Hélas ! Une heure et demi plus tard, la dernière page tournée, que me reste-t-il dans les mains à part une oeuvre anodine ? On me dira : vous n'avez pas compris, l'insignifiance du roman que vous critiquez, c'est justement cette magie qui est dans l'existence, que l'on a perdue et que Kundera veut nous faire retrouver. Je réponds : Kundera n'y arrive pas. A glorifier l'insignifiance - et je le suis : la futilité, la lenteur, l'humour, l'absence de sens, des valeurs négatives depuis le XVIIIe siècle, qu'il serait temps de prendre vraiment en considération - Milan Kundera oublie l'essence du roman : sa trame d'abord, son langage ensuite, les réflexions qu'il suscite enfin. Car si "L'insoutenable légèreté de l'être" dissertait de longs moments sur la légèreté et la pesanteur, le kitsch, l'histoire, l'amour, la musique, ici, "La fête de l'insignifiance" fait court, va vite, suit un chemin sans travers. Réduire la longueur, est-ce pour autant être plus concis, plus fort, plus incisif ? Parfois oui ; ici, non. Au contraire, l'insignifiance, ce sont aussi des pages inutiles mais belles, et ces pages manquent à l'appel...

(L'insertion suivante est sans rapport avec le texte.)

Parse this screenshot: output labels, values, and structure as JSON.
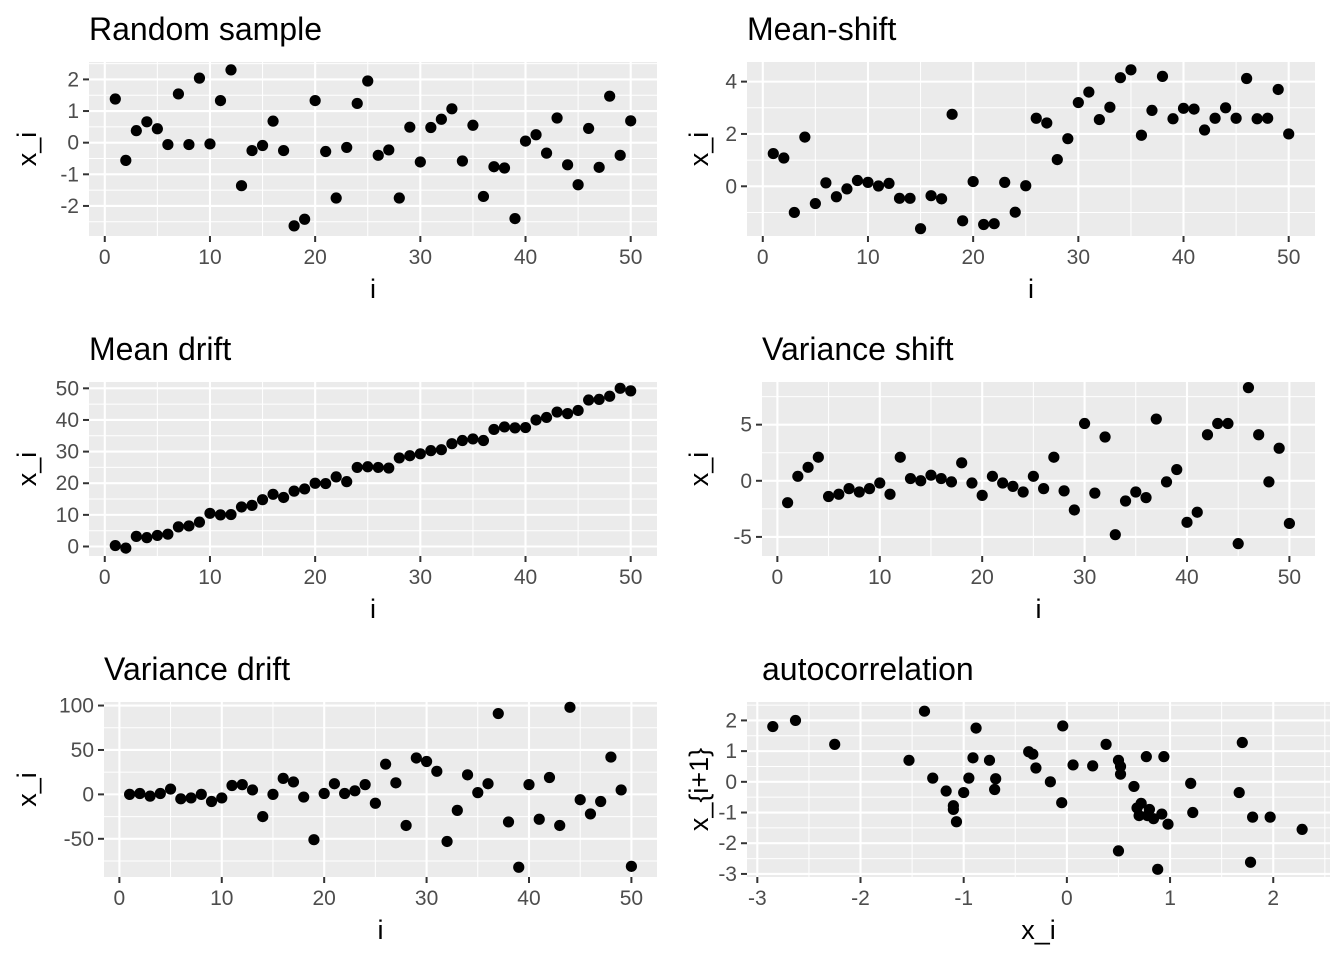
{
  "chart_data": [
    {
      "type": "scatter",
      "title": "Random sample",
      "xlabel": "i",
      "ylabel": "x_i",
      "xlim": [
        -1.5,
        52.5
      ],
      "ylim": [
        -2.95,
        2.55
      ],
      "xticks": [
        0,
        10,
        20,
        30,
        40,
        50
      ],
      "yticks": [
        -2,
        -1,
        0,
        1,
        2
      ],
      "grid": true,
      "x": [
        1,
        2,
        3,
        4,
        5,
        6,
        7,
        8,
        9,
        10,
        11,
        12,
        13,
        14,
        15,
        16,
        17,
        18,
        19,
        20,
        21,
        22,
        23,
        24,
        25,
        26,
        27,
        28,
        29,
        30,
        31,
        32,
        33,
        34,
        35,
        36,
        37,
        38,
        39,
        40,
        41,
        42,
        43,
        44,
        45,
        46,
        47,
        48,
        49,
        50
      ],
      "y": [
        1.38,
        -0.56,
        0.38,
        0.66,
        0.44,
        -0.06,
        1.54,
        -0.06,
        2.04,
        -0.04,
        1.33,
        2.3,
        -1.36,
        -0.25,
        -0.09,
        0.68,
        -0.25,
        -2.63,
        -2.42,
        1.33,
        -0.28,
        -1.75,
        -0.15,
        1.24,
        1.95,
        -0.4,
        -0.23,
        -1.75,
        0.49,
        -0.61,
        0.48,
        0.74,
        1.07,
        -0.58,
        0.55,
        -1.7,
        -0.76,
        -0.8,
        -2.4,
        0.05,
        0.25,
        -0.33,
        0.78,
        -0.7,
        -1.33,
        0.45,
        -0.78,
        1.47,
        -0.4,
        0.69
      ]
    },
    {
      "type": "scatter",
      "title": "Mean-shift",
      "xlabel": "i",
      "ylabel": "x_i",
      "xlim": [
        -1.5,
        52.5
      ],
      "ylim": [
        -1.9,
        4.75
      ],
      "xticks": [
        0,
        10,
        20,
        30,
        40,
        50
      ],
      "yticks": [
        0,
        2,
        4
      ],
      "grid": true,
      "x": [
        1,
        2,
        3,
        4,
        5,
        6,
        7,
        8,
        9,
        10,
        11,
        12,
        13,
        14,
        15,
        16,
        17,
        18,
        19,
        20,
        21,
        22,
        23,
        24,
        25,
        26,
        27,
        28,
        29,
        30,
        31,
        32,
        33,
        34,
        35,
        36,
        37,
        38,
        39,
        40,
        41,
        42,
        43,
        44,
        45,
        46,
        47,
        48,
        49,
        50
      ],
      "y": [
        1.25,
        1.08,
        -1.0,
        1.88,
        -0.66,
        0.13,
        -0.4,
        -0.1,
        0.22,
        0.15,
        0.01,
        0.11,
        -0.46,
        -0.46,
        -1.62,
        -0.36,
        -0.48,
        2.75,
        -1.32,
        0.18,
        -1.46,
        -1.43,
        0.15,
        -0.99,
        0.02,
        2.6,
        2.42,
        1.02,
        1.82,
        3.2,
        3.6,
        2.55,
        3.02,
        4.15,
        4.45,
        1.95,
        2.9,
        4.2,
        2.58,
        2.98,
        2.95,
        2.15,
        2.6,
        3.0,
        2.6,
        4.12,
        2.58,
        2.6,
        3.7,
        2.0
      ]
    },
    {
      "type": "scatter",
      "title": "Mean drift",
      "xlabel": "i",
      "ylabel": "x_i",
      "xlim": [
        -1.5,
        52.5
      ],
      "ylim": [
        -3.0,
        52.0
      ],
      "xticks": [
        0,
        10,
        20,
        30,
        40,
        50
      ],
      "yticks": [
        0,
        10,
        20,
        30,
        40,
        50
      ],
      "grid": true,
      "x": [
        1,
        2,
        3,
        4,
        5,
        6,
        7,
        8,
        9,
        10,
        11,
        12,
        13,
        14,
        15,
        16,
        17,
        18,
        19,
        20,
        21,
        22,
        23,
        24,
        25,
        26,
        27,
        28,
        29,
        30,
        31,
        32,
        33,
        34,
        35,
        36,
        37,
        38,
        39,
        40,
        41,
        42,
        43,
        44,
        45,
        46,
        47,
        48,
        49,
        50
      ],
      "y": [
        0.3,
        -0.5,
        3.2,
        2.8,
        3.5,
        3.9,
        6.2,
        6.5,
        7.7,
        10.5,
        10.0,
        10.1,
        12.5,
        13.0,
        14.8,
        16.5,
        15.5,
        17.5,
        18.2,
        20.0,
        19.9,
        22.0,
        20.5,
        25.0,
        25.2,
        25.0,
        24.8,
        28.0,
        28.7,
        29.3,
        30.3,
        30.6,
        32.5,
        33.5,
        34.0,
        33.5,
        37.0,
        37.8,
        37.5,
        37.6,
        40.0,
        40.8,
        42.5,
        42.0,
        43.0,
        46.3,
        46.5,
        47.5,
        50.0,
        49.2
      ]
    },
    {
      "type": "scatter",
      "title": "Variance shift",
      "xlabel": "i",
      "ylabel": "x_i",
      "xlim": [
        -1.5,
        52.5
      ],
      "ylim": [
        -6.7,
        8.8
      ],
      "xticks": [
        0,
        10,
        20,
        30,
        40,
        50
      ],
      "yticks": [
        -5,
        0,
        5
      ],
      "grid": true,
      "x": [
        1,
        2,
        3,
        4,
        5,
        6,
        7,
        8,
        9,
        10,
        11,
        12,
        13,
        14,
        15,
        16,
        17,
        18,
        19,
        20,
        21,
        22,
        23,
        24,
        25,
        26,
        27,
        28,
        29,
        30,
        31,
        32,
        33,
        34,
        35,
        36,
        37,
        38,
        39,
        40,
        41,
        42,
        43,
        44,
        45,
        46,
        47,
        48,
        49,
        50
      ],
      "y": [
        -1.95,
        0.4,
        1.2,
        2.1,
        -1.4,
        -1.2,
        -0.7,
        -1.0,
        -0.7,
        -0.2,
        -1.2,
        2.1,
        0.2,
        0.0,
        0.5,
        0.2,
        -0.1,
        1.6,
        -0.2,
        -1.3,
        0.4,
        -0.2,
        -0.5,
        -1.0,
        0.4,
        -0.7,
        2.1,
        -0.9,
        -2.6,
        5.1,
        -1.1,
        3.9,
        -4.8,
        -1.8,
        -1.0,
        -1.5,
        5.5,
        -0.1,
        1.0,
        -3.7,
        -2.8,
        4.1,
        5.1,
        5.1,
        -5.6,
        8.3,
        4.1,
        -0.1,
        2.9,
        -3.8
      ]
    },
    {
      "type": "scatter",
      "title": "Variance drift",
      "xlabel": "i",
      "ylabel": "x_i",
      "xlim": [
        -1.5,
        52.5
      ],
      "ylim": [
        -93,
        104
      ],
      "xticks": [
        0,
        10,
        20,
        30,
        40,
        50
      ],
      "yticks": [
        -50,
        0,
        50,
        100
      ],
      "grid": true,
      "x": [
        1,
        2,
        3,
        4,
        5,
        6,
        7,
        8,
        9,
        10,
        11,
        12,
        13,
        14,
        15,
        16,
        17,
        18,
        19,
        20,
        21,
        22,
        23,
        24,
        25,
        26,
        27,
        28,
        29,
        30,
        31,
        32,
        33,
        34,
        35,
        36,
        37,
        38,
        39,
        40,
        41,
        42,
        43,
        44,
        45,
        46,
        47,
        48,
        49,
        50
      ],
      "y": [
        0,
        1,
        -2,
        1,
        6,
        -5,
        -4,
        0,
        -8,
        -4,
        10,
        11,
        5,
        -25,
        0,
        18,
        14,
        -3,
        -51,
        1,
        12,
        1,
        4,
        11,
        -10,
        34,
        13,
        -35,
        41,
        37,
        26,
        -53,
        -18,
        22,
        2,
        12,
        91,
        -31,
        -82,
        11,
        -28,
        19,
        -35,
        98,
        -6,
        -22,
        -8,
        42,
        5,
        -81
      ]
    },
    {
      "type": "scatter",
      "title": "autocorrelation",
      "xlabel": "x_i",
      "ylabel": "x_{i+1}",
      "xlim": [
        -3.1,
        2.55
      ],
      "ylim": [
        -3.1,
        2.6
      ],
      "xticks": [
        -3,
        -2,
        -1,
        0,
        1,
        2
      ],
      "yticks": [
        -3,
        -2,
        -1,
        0,
        1,
        2
      ],
      "grid": true,
      "x": [
        -2.85,
        -2.63,
        -2.25,
        -1.53,
        -1.38,
        -1.3,
        -1.17,
        -1.1,
        -1.1,
        -1.07,
        -1.0,
        -0.95,
        -0.91,
        -0.88,
        -0.75,
        -0.7,
        -0.69,
        -0.37,
        -0.33,
        -0.3,
        -0.16,
        -0.05,
        -0.04,
        0.06,
        0.25,
        0.38,
        0.5,
        0.5,
        0.52,
        0.52,
        0.65,
        0.68,
        0.7,
        0.72,
        0.77,
        0.78,
        0.8,
        0.84,
        0.88,
        0.92,
        0.94,
        1.2,
        1.22,
        1.67,
        1.7,
        1.78,
        1.8,
        1.97,
        2.28,
        0.98
      ],
      "y": [
        1.8,
        2.0,
        1.22,
        0.7,
        2.3,
        0.12,
        -0.3,
        -0.78,
        -0.9,
        -1.3,
        -0.35,
        0.12,
        0.78,
        1.75,
        0.7,
        -0.25,
        0.1,
        0.98,
        0.9,
        0.45,
        0.0,
        -0.68,
        1.82,
        0.55,
        0.52,
        1.22,
        -2.25,
        0.7,
        0.5,
        0.25,
        -0.15,
        -0.85,
        -1.1,
        -0.7,
        0.82,
        -1.1,
        -0.9,
        -1.2,
        -2.85,
        -1.05,
        0.82,
        -0.05,
        -1.0,
        -0.35,
        1.28,
        -2.62,
        -1.15,
        -1.15,
        -1.55,
        -1.38
      ]
    }
  ]
}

Il y a quelques pépites à garder, bien entendu. Milan Kundera trouve du souffle, des moments de plaisir où il s'amuse et nous amuse. Quand il parle de l'histoire, de Staline, il n'est jamais aussi bon - encore que l'on aurait pu espérer plus d'entrain, plus d'expansion. Quand il parle du rien, il dit beaucoup. Seulement, il n'en parle pas assez pour lui donner de l'importance. Ses phrases alternent entre une mollesse stylistique effrayante et quelques belles sonorités ; parfois, une, deux, voire trois séquences se chevauchent et me prennent à la gorge : des paragraphes sont magnifiques. Ils sont toutefois trop rares, et épars, comme ces aphorismes qui, s'ils caractérisaient son oeuvre, ne sont plus que des pensées préparées, plaquées dans une oeuvre dépourvue d'envie. A trop vouloir dire que l'insignifiance est dans l'existence, Milan Kundera sombre loin dans les travers de la facilité, comme si, installé sur un matelas forgé depuis quelques dizaines d'années, il s'y était sagement reposé sans jamais vouloir se renouveler. Quitte à s'enfoncer et se perdre.